Previously in the UK, Gosling says, long-term incentives have been thought of as a way to align executives with shareholders. In the future, they also could become a major source of retirement income for executives. “There is a huge focus at the moment on supplemental retirement plans for executives,” he says. “We have just had tax changes in the UK. [that take effect in April 2011] that very significantly reduce the value of qualified plans for executives.” The new takes rules make qualified plans a very unattractive benefit for anybody earning £130,000 (€148,447) or more, he says, since they will pay up to an additional 30% tax on the benefits.
Effectively, it will kill the use of qualified plans for anybody earning £130,000 or more. That is leading companies to review their executive compensation approach,” Gosling says. “They are wondering if there should be a baseline retirement benefit for all employees, and then a deferred compensation plan for executives.”

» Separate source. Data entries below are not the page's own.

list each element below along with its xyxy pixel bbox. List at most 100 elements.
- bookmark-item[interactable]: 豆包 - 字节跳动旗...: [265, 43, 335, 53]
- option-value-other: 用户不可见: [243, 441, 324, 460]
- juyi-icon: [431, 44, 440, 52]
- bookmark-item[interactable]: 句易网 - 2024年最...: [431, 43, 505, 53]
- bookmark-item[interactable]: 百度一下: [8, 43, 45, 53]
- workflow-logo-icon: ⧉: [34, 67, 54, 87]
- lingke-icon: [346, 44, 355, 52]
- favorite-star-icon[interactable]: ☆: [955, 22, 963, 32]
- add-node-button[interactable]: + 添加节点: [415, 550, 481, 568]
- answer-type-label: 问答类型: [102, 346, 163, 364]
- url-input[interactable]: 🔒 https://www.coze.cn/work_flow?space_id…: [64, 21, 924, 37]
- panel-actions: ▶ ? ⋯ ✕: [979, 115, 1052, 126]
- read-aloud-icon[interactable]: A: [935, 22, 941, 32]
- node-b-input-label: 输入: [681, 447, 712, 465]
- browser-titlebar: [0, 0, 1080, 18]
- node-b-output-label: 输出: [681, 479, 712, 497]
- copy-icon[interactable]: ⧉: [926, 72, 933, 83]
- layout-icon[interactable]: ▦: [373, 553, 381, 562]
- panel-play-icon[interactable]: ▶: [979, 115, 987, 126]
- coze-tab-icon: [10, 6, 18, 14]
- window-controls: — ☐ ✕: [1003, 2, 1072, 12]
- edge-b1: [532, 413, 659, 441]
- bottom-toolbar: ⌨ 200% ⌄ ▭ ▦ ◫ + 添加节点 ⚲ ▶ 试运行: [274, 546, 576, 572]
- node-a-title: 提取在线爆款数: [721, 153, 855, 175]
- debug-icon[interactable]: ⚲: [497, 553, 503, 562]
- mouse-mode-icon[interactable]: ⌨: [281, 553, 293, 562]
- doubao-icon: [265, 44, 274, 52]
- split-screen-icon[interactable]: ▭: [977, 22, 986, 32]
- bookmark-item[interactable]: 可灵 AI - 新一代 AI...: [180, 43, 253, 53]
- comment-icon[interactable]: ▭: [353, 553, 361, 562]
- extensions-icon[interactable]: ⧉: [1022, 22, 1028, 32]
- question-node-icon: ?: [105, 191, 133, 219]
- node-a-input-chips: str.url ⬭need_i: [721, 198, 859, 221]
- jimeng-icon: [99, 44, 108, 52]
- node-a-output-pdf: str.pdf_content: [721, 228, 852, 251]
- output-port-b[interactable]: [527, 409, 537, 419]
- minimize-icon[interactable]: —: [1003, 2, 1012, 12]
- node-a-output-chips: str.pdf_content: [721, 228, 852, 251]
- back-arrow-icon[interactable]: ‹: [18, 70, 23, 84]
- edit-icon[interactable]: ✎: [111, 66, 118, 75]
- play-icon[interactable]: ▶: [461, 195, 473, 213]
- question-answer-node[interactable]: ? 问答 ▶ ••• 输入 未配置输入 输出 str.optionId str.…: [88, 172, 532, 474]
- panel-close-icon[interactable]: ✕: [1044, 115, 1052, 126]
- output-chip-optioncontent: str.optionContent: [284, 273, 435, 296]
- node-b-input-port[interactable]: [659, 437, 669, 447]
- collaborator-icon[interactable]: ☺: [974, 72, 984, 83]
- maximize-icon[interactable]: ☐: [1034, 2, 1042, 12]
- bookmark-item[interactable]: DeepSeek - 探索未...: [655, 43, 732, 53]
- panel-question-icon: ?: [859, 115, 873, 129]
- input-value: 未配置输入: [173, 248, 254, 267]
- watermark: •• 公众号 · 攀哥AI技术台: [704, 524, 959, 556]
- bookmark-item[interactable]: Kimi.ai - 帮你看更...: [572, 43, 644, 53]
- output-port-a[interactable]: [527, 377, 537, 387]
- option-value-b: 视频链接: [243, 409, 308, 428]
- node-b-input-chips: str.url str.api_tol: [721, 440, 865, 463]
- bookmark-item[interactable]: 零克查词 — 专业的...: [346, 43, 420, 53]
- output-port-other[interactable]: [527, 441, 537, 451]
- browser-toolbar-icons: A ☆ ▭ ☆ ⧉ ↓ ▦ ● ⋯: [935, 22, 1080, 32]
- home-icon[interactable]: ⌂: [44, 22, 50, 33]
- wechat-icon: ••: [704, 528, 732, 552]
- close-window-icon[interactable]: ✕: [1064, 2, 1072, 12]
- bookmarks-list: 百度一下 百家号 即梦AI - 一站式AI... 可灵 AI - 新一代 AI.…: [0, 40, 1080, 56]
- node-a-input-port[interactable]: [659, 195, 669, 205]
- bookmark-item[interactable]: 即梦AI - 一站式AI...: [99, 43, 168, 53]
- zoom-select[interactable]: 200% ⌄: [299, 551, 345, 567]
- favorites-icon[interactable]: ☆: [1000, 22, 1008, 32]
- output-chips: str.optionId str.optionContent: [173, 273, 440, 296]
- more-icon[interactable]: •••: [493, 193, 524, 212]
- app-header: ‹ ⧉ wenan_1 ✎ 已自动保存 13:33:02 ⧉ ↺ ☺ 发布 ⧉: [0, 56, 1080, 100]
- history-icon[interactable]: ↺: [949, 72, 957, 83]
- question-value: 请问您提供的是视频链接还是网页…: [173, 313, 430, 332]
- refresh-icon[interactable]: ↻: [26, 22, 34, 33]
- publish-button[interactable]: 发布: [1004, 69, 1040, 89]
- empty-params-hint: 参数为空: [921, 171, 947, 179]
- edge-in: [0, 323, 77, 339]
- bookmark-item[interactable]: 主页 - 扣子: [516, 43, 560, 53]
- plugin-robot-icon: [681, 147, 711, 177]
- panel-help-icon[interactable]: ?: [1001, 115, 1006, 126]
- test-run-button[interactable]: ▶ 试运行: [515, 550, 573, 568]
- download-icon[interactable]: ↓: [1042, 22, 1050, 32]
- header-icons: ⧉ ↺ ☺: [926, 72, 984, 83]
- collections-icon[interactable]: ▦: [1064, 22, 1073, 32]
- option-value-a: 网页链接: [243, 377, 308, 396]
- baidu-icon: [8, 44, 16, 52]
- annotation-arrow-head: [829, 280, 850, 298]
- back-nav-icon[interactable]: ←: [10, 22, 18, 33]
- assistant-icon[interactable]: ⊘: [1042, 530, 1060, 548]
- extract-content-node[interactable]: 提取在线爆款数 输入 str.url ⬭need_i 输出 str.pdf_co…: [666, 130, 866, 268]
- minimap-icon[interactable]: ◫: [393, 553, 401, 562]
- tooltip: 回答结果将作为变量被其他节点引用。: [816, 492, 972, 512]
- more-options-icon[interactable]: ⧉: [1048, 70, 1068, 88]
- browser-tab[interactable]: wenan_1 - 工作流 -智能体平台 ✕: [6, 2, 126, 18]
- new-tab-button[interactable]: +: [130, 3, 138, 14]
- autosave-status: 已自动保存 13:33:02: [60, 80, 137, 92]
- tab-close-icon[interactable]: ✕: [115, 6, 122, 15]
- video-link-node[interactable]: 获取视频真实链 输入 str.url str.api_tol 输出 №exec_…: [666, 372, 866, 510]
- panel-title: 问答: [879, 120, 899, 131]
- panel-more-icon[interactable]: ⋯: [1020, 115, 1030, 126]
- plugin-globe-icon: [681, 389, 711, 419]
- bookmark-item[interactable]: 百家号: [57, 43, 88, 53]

Leaner termination provisions: This has been among the most controversial issues in Europe lately, with executives like former Royal Bank of Scotland Group PLC CEO Fred Goodwin coming under fire. After the bank reportedly posted the largest annual loss in UK corporate history and collapsed, Goodwin took heat for refusing to forgo a £693,000 (€791,260) annual pension package. Vandals even attacked his Edinburgh home last year, with The Wall Street Journal reporting that a group claiming responsibility sent an e-mail saying in part: “We are angry that rich people, like him, are paying themselves huge amounts of money, and living in luxury, while ordinary people are made unemployed, destitute, and homeless.” He later agreed to give up some of it.
“There was quite a political storm in the UK, because the UK taxpayer now owns Royal Bank of Scotland,” Gosling says. “Some of the biggest controversies in Europe related to people who have gotten big payments upon their termination,” he says. “There is a big push to limit the amount of compensation someone can receive to one or two times salary, but also to limit the augmentation of their pension benefit.”